Qué sube con el IPC en Colombia: expertos explican qué pasará con los arriendos y el salario mínimo
Expertos explican qué puede pasar en el país luego de que se conociera un aumento del 5.1 % en el IPC y si el salario mínimo subirá realmente el 23 %.
La inflación en Colombia cerró 2025 en 5,10 %, según el Departamento Administrativo Nacional de Estadística (Dane), una leve reducción frente al 5,20 % registrado en 2024. Aunque el dato confirma una tendencia a la baja en los precios, el contexto económico para 2026 está lejos de ser tranquilo.
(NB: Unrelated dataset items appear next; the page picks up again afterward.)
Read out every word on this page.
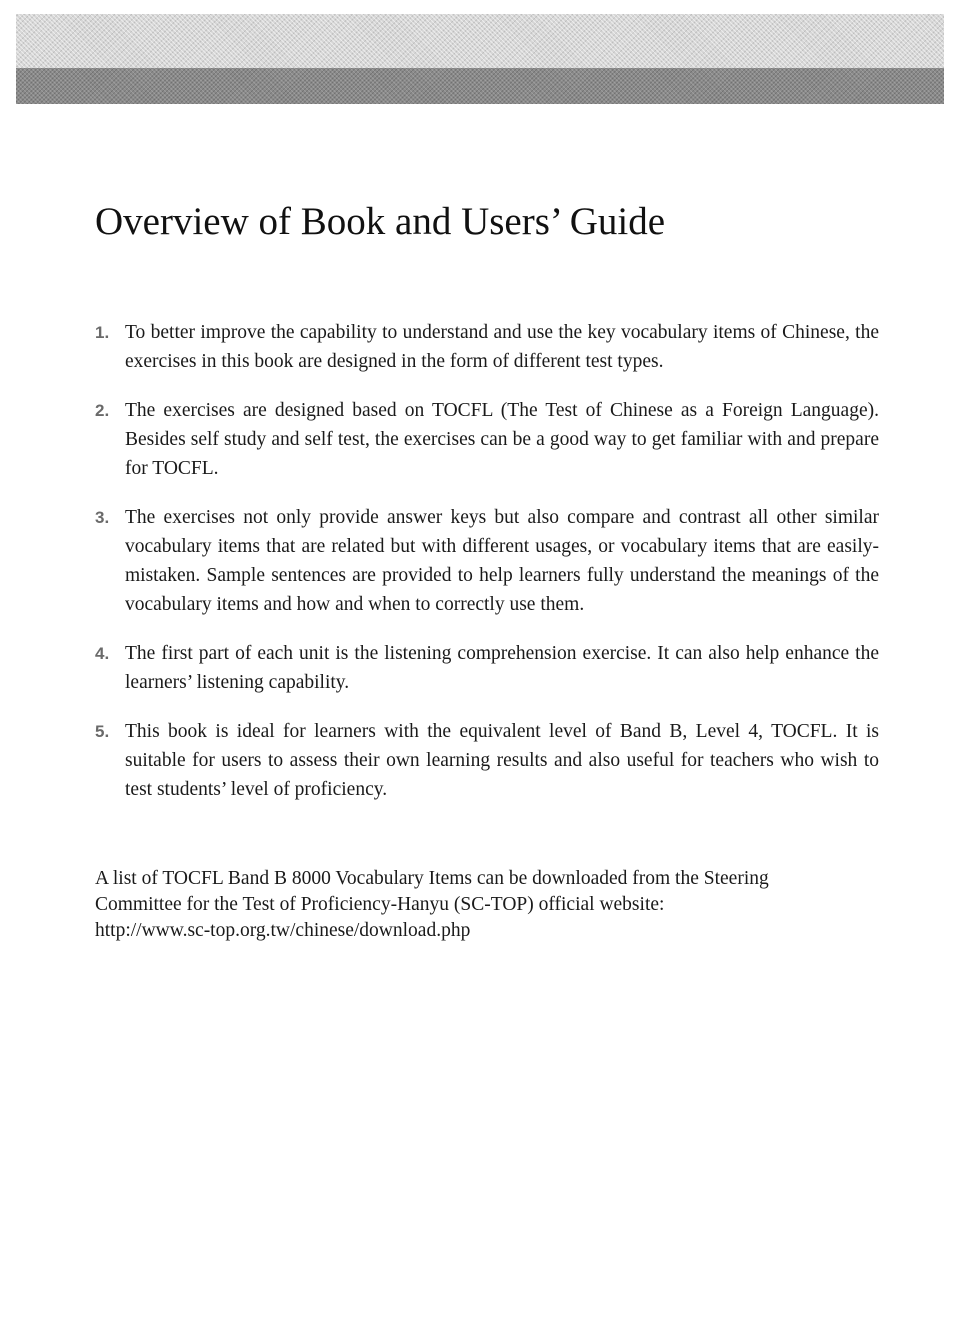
Overview of Book and Users’ Guide
1. To better improve the capability to understand and use the key vocabulary items of Chinese, the exercises in this book are designed in the form of different test types.
2. The exercises are designed based on TOCFL (The Test of Chinese as a Foreign Language). Besides self study and self test, the exercises can be a good way to get familiar with and prepare for TOCFL.
3. The exercises not only provide answer keys but also compare and contrast all other similar vocabulary items that are related but with different usages, or vocabulary items that are easily-mistaken. Sample sentences are provided to help learners fully understand the meanings of the vocabulary items and how and when to correctly use them.
4. The first part of each unit is the listening comprehension exercise. It can also help enhance the learners’ listening capability.
5. This book is ideal for learners with the equivalent level of Band B, Level 4, TOCFL. It is suitable for users to assess their own learning results and also useful for teachers who wish to test students’ level of proficiency.

A list of TOCFL Band B 8000 Vocabulary Items can be downloaded from the Steering
Committee for the Test of Proficiency-Hanyu (SC-TOP) official website:
http://www.sc-top.org.tw/chinese/download.php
El incremento del salario mínimo del 23 % introduce nuevas presiones sobre costos, precios y empleo, especialmente para los hogares de menores ingresos, que destinan la mayor parte de su salario a gastos fijos.
Para entender cómo este IPC impactará realmente la vida cotidiana —qué sube por inflación, qué lo hace por salario mínimo y si el ingreso alcanzará— Pulzo.com consultó a dos economistas: Adrián Garlati, doctor en Economía y profesor de la Pontificia Universidad Javeriana, y Juan Carlos García, economista con maestría en Economía y Desarrollo Económico.
Uno de los puntos que ambos expertos coinciden en aclarar es una confusión muy extendida entre los ciudadanos: no todo sube al mismo ritmo del salario mínimo. De hecho, buena parte de los gastos cotidianos están regulados por el IPC y no por el aumento del ingreso base.
Garlati fue enfático en marcar esa diferencia. “Por el IPC, típicamente lo que a la gente le preocupa es que sube, por ejemplo, el arriendo, el techo que puede aumentar un arriendo es el IPC. Aumentan viajes, servicios notariales, abogados, costos catastrales, multas de tránsito. O sea, hay varios ítems que por ley solamente pueden subir el IPC, no suben a la par del salario mínimo”, explicó.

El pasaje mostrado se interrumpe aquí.